The 1984 general elections were held in September, just two weeks before the independence celebrations and Mokgothu was immediately thrown into the deep end.

He was called to address the  villagers at the independence celebrations, in his capacity as the area member of parliament. By then he had been an MP for just two weeks.

“Luckily I had been a teacher before and that helped a lot in easing the nervousness that comes with addressing multitudes,” he recalled with a smile. In his second term as MP, Mokgothu was appointed Assistant Minister of Local Government in Sir Ketumile Masire’s cabinet.

“I couldn’t believe it as I was sitting here at home and Radio Botswana announced  my appointment yet no one had informed me about it,” he said, recalling how the President had never approached or even hinted to him about his cabinet appointment.

In 1999, President Festus Mogae appointed Mokgothu the Minister of Minerals, Energy and Water Affairs. Mogae is on record as having declared Mokgothu a very honest minister. I enquired as to what could have made Mogae trust him so much.

“I really wouldn’t know because he never told me why he trusted me, but I hear he told colleagues that I’m the kind of a guy who would find a diamond lying on the ground and call the police instead of pocketing it,” Mokgothu said.

He suspected the trust that Mogae had on him emanated from the fact that  he was always honest when advising him or when briefing the president about his ministry.

Mokgothu also said he always put the country first when negotiating diamond sales agreements with De Beers.

In 2004, Mokgothu represented Botswana at the mining conference in Australia where he was singled out for special praise by Gallery Gold MD, Hamish Bohannan.
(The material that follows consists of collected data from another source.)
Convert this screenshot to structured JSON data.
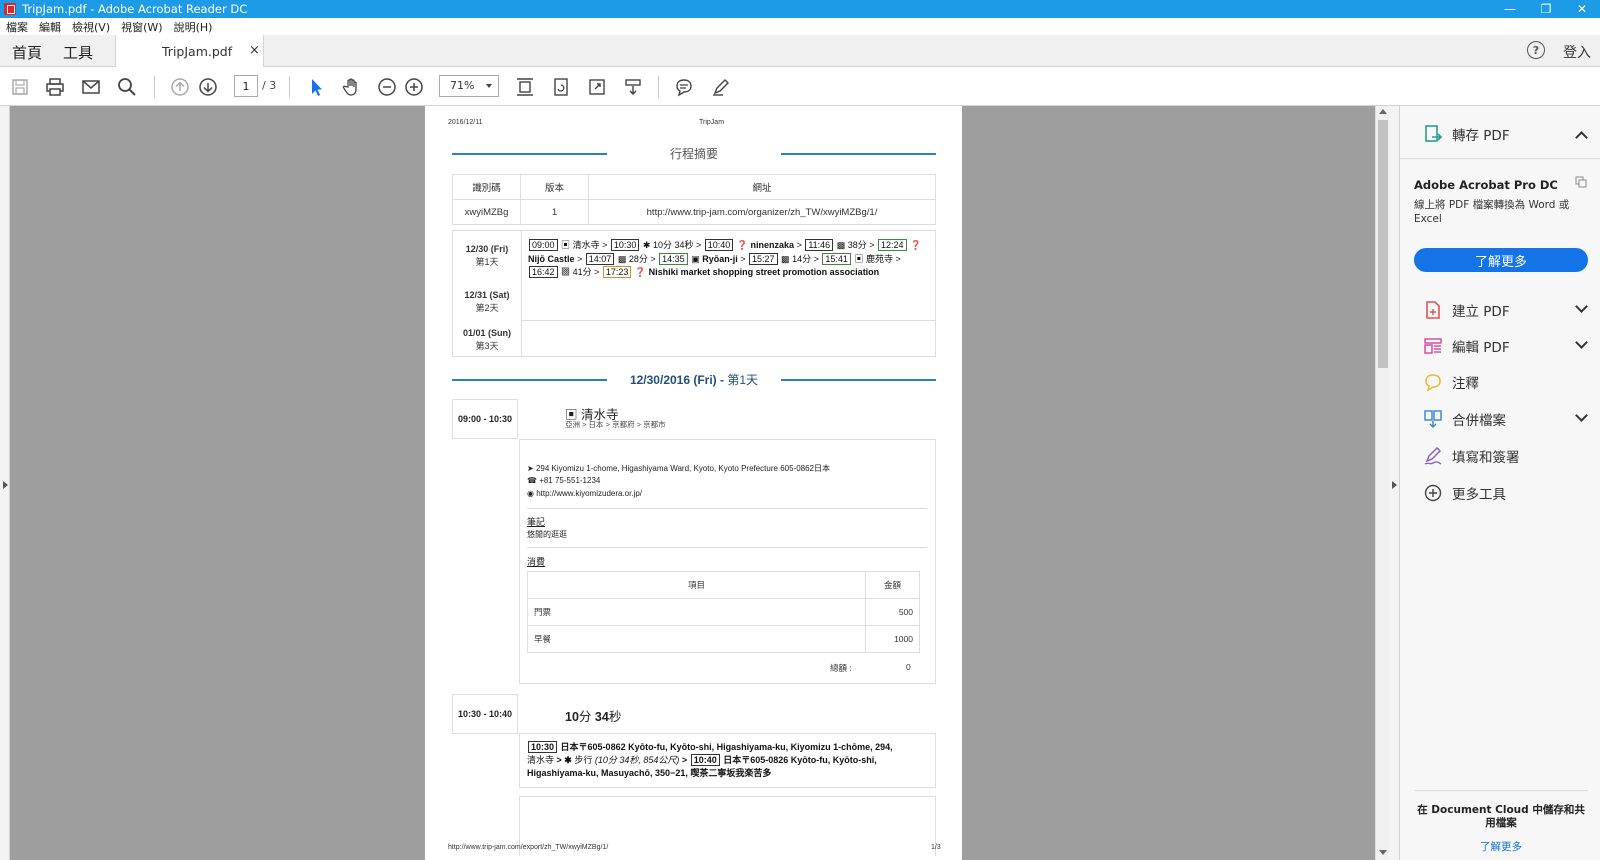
{
  "window": {
    "title": "TripJam.pdf - Adobe Acrobat Reader DC"
  },
  "menu": [
    "檔案",
    "編輯",
    "檢視(V)",
    "視窗(W)",
    "說明(H)"
  ],
  "tabs": {
    "home": "首頁",
    "tools": "工具",
    "doc": "TripJam.pdf",
    "close": "×",
    "login": "登入",
    "help": "?"
  },
  "toolbar": {
    "page_current": "1",
    "page_total": "/ 3",
    "zoom": "71%"
  },
  "page": {
    "header_date": "2016/12/11",
    "header_name": "TripJam",
    "footer_url": "http://www.trip-jam.com/export/zh_TW/xwyiMZBg/1/",
    "footer_page": "1/3",
    "summary_title": "行程摘要",
    "summary_headers": [
      "識別碼",
      "版本",
      "網址"
    ],
    "summary_values": [
      "xwyiMZBg",
      "1",
      "http://www.trip-jam.com/organizer/zh_TW/xwyiMZBg/1/"
    ],
    "days": [
      {
        "date": "12/30 (Fri)",
        "label": "第1天"
      },
      {
        "date": "12/31 (Sat)",
        "label": "第2天"
      },
      {
        "date": "01/01 (Sun)",
        "label": "第3天"
      }
    ],
    "route": {
      "t1": "09:00",
      "p1": "清水寺",
      "t2": "10:30",
      "d1": "10分 34秒",
      "t3": "10:40",
      "p2": "ninenzaka",
      "t4": "11:46",
      "d2": "38分",
      "t5": "12:24",
      "p3": "Nijō Castle",
      "t6": "14:07",
      "d3": "28分",
      "t7": "14:35",
      "p4": "Ryōan-ji",
      "t8": "15:27",
      "d4": "14分",
      "t9": "15:41",
      "p5": "鹿苑寺",
      "t10": "16:42",
      "d5": "41分",
      "t11": "17:23",
      "p6": "Nishiki market shopping street promotion association"
    },
    "day1_title_date": "12/30/2016 (Fri) -",
    "day1_title_day": "第1天",
    "event1": {
      "time": "09:00 - 10:30",
      "title": "清水寺",
      "path": "亞洲 > 日本 > 京都府 > 京都市",
      "address": "294 Kiyomizu 1-chome, Higashiyama Ward, Kyoto, Kyoto Prefecture 605-0862日本",
      "phone": "+81 75-551-1234",
      "web": "http://www.kiyomizudera.or.jp/",
      "notes_label": "筆記",
      "notes": "悠閒的逛逛",
      "cost_label": "消費",
      "cost_headers": [
        "項目",
        "金額"
      ],
      "cost_rows": [
        {
          "item": "門票",
          "amount": "500"
        },
        {
          "item": "早餐",
          "amount": "1000"
        }
      ],
      "total_label": "總額 :",
      "total_value": "0"
    },
    "event2": {
      "time": "10:30 - 10:40",
      "title_num1": "10",
      "title_unit1": "分",
      "title_num2": "34",
      "title_unit2": "秒",
      "t1": "10:30",
      "line1": "日本〒605-0862 Kyōto-fu, Kyōto-shi, Higashiyama-ku, Kiyomizu 1-chōme, 294,",
      "line2_a": "清水寺",
      "line2_b": "步行",
      "line2_c": "(10分 34秒, 854公尺)",
      "t2": "10:40",
      "line2_d": "日本〒605-0826 Kyōto-fu, Kyōto-shi,",
      "line3": "Higashiyama-ku, Masuyachō, 350−21, 喫茶二寧坂我楽苦多"
    }
  },
  "panel": {
    "export": "轉存 PDF",
    "promo_title": "Adobe Acrobat Pro DC",
    "promo_desc": "線上將 PDF 檔案轉換為 Word 或 Excel",
    "promo_btn": "了解更多",
    "create": "建立 PDF",
    "edit": "編輯 PDF",
    "comment": "注釋",
    "combine": "合併檔案",
    "sign": "填寫和簽署",
    "more": "更多工具",
    "dc_text": "在 Document Cloud 中儲存和共用檔案",
    "dc_link": "了解更多"
  },
  "colors": {
    "titlebar": "#1e9be6",
    "accent": "#1473e6",
    "section_line": "#2b7fc8"
  }
}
The latter had first-hand experience as a resources-industry investor in several Southern African states.

These are some of the accolades that may have earned him Mogae’s respect. He said he was told of how Mogae was saddened by his departure from parliament after he lost the elections in 2004.Mogae nonetheless continued to show his vote of confidence in Mokgothu when, in 2006, he appointed him Botswana’s ambassador to the United Nations in Geneva, Switzerland, a position he held until the end of his contract in 2010.

The saddest time he recalls during his time as a MP and cabinet minister  was when he travelled to the Dominican Republic with one of the parliament staff members for the EUACP summit and this lady fell sick on arrival and never made it back to Botswana alive.
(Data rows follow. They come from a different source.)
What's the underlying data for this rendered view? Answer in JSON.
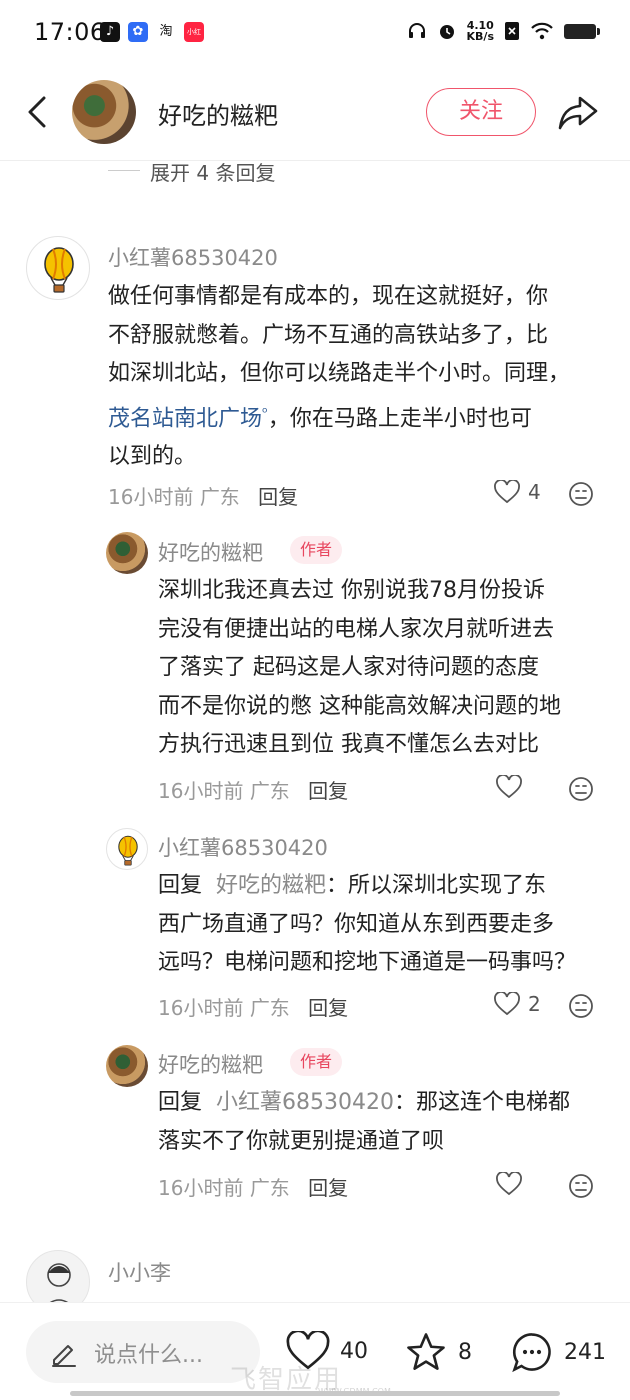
{
  "status_bar": {
    "time": "17:06",
    "app_icons": [
      "tiktok-icon",
      "baidu-icon",
      "taobao-icon",
      "xiaohongshu-icon"
    ],
    "taobao_label": "淘",
    "xhs_label": "小红书",
    "net_speed_value": "4.10",
    "net_speed_unit": "KB/s"
  },
  "header": {
    "author_name": "好吃的糍粑",
    "follow_label": "关注"
  },
  "expand_replies": "展开 4 条回复",
  "comments": [
    {
      "user": "小红薯68530420",
      "lines": [
        "做任何事情都是有成本的，现在这就挺好，你",
        "不舒服就憋着。广场不互通的高铁站多了，比",
        "如深圳北站，但你可以绕路走半个小时。同理，",
        "，你在马路上走半小时也可",
        "以到的。"
      ],
      "link_text": "茂名站南北广场",
      "time": "16小时前",
      "location": "广东",
      "reply_label": "回复",
      "likes": "4"
    },
    {
      "user": "好吃的糍粑",
      "author_tag": "作者",
      "lines": [
        "深圳北我还真去过 你别说我78月份投诉",
        "完没有便捷出站的电梯人家次月就听进去",
        "了落实了 起码这是人家对待问题的态度",
        "而不是你说的憋 这种能高效解决问题的地",
        "方执行迅速且到位 我真不懂怎么去对比"
      ],
      "time": "16小时前",
      "location": "广东",
      "reply_label": "回复",
      "likes": ""
    },
    {
      "user": "小红薯68530420",
      "reply_prefix": "回复",
      "reply_target": "好吃的糍粑",
      "lines": [
        "：所以深圳北实现了东",
        "西广场直通了吗？你知道从东到西要走多",
        "远吗？电梯问题和挖地下通道是一码事吗？"
      ],
      "time": "16小时前",
      "location": "广东",
      "reply_label": "回复",
      "likes": "2"
    },
    {
      "user": "好吃的糍粑",
      "author_tag": "作者",
      "reply_prefix": "回复",
      "reply_target": "小红薯68530420",
      "lines": [
        "：那这连个电梯都",
        "落实不了你就更别提通道了呗"
      ],
      "time": "16小时前",
      "location": "广东",
      "reply_label": "回复",
      "likes": ""
    },
    {
      "user": "小小李"
    }
  ],
  "bottom_bar": {
    "input_placeholder": "说点什么...",
    "likes": "40",
    "collects": "8",
    "comments": "241"
  },
  "watermark": "飞智应用",
  "watermark_sub": "WWW.GDMM.COM",
  "colors": {
    "accent": "#f0556b",
    "link": "#2e5a93",
    "meta_gray": "#999999"
  }
}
“I shed a tear when we were receiving her corpse at the airport back in Gaborone. Her coffin came out of the cargo apartment and was inscribed  ‘the remains of a human being’,” he said heavy-heartedly as he narrated the story.

He also reminisced on the vibrant debates and mutual understanding and respect that reigned in parliament during their times.
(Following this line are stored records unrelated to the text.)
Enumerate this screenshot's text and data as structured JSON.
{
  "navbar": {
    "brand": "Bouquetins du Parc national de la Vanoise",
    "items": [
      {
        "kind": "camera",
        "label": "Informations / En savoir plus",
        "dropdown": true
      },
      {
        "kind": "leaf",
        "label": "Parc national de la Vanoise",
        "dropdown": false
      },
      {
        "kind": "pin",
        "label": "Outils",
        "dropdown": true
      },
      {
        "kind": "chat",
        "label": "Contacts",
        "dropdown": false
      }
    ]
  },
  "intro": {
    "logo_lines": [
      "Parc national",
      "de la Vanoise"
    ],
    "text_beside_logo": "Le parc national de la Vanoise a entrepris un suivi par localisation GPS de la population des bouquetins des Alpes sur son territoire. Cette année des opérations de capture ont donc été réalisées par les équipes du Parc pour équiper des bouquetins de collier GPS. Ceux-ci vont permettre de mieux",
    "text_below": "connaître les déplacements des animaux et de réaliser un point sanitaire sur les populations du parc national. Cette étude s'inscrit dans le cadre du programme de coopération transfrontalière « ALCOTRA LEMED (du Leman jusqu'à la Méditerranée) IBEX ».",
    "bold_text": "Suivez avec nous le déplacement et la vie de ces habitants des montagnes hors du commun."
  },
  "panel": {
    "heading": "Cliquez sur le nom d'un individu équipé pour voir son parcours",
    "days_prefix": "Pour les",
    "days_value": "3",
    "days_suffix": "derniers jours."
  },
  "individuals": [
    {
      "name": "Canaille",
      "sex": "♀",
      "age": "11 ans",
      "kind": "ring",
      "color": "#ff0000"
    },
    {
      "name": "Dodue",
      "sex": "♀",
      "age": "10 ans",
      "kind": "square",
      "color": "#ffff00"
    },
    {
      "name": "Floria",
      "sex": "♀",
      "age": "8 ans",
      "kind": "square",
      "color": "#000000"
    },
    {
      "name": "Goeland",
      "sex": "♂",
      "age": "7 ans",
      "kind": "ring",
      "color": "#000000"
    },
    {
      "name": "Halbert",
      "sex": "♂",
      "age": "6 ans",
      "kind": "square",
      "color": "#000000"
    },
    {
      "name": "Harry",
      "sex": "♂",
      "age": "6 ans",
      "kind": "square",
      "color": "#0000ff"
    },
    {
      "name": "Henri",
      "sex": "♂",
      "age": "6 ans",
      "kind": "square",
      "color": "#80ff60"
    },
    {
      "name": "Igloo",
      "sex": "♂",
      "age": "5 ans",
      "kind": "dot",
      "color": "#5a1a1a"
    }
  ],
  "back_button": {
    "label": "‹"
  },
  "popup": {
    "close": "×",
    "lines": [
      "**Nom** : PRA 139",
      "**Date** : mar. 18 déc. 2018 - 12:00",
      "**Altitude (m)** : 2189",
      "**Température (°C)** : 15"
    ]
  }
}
“(Dr Kenneth) Koma (Opposition BNF leader) knew how to patronise us and even make us look stupid in the eyes of the public. “He would ask why the BDP was failing to do a simple job of connecting pipes and providing people with water,” he said, gesticulating to demonstrate how Koma made providing water appear so simple and easy.

Mokgothu is enjoying his retirement at home and helps his wife run their businesses in Letlhakeng which include, among others, a restaurant and butchery.

They have five grown up children. His first born is married. His second born works at the Attorney General while the third born is a practising optician who graduated from Glasgow.

The last two are students at the University of Botswana and one of them will be graduating this year while the last born would graduate in 2017. He is a  pastoral and arable farmer.

 Mokgothu sits on the citizen observatory board, made up of retired elders in the Kweneng region and tasked with advising the Kweneng District Council with assessment and implementation of the district’s projects.

He also works closely with a lady called Monica who came to Botswana from Switzerland and runs a project aimed at conserving lions and keeping them away from the community.

They collar and monitor the lions’ movement in the area.

Mokgothu is a recipient of the Presidential Order of Merit bestowed on him by President Festus Mogae, of course.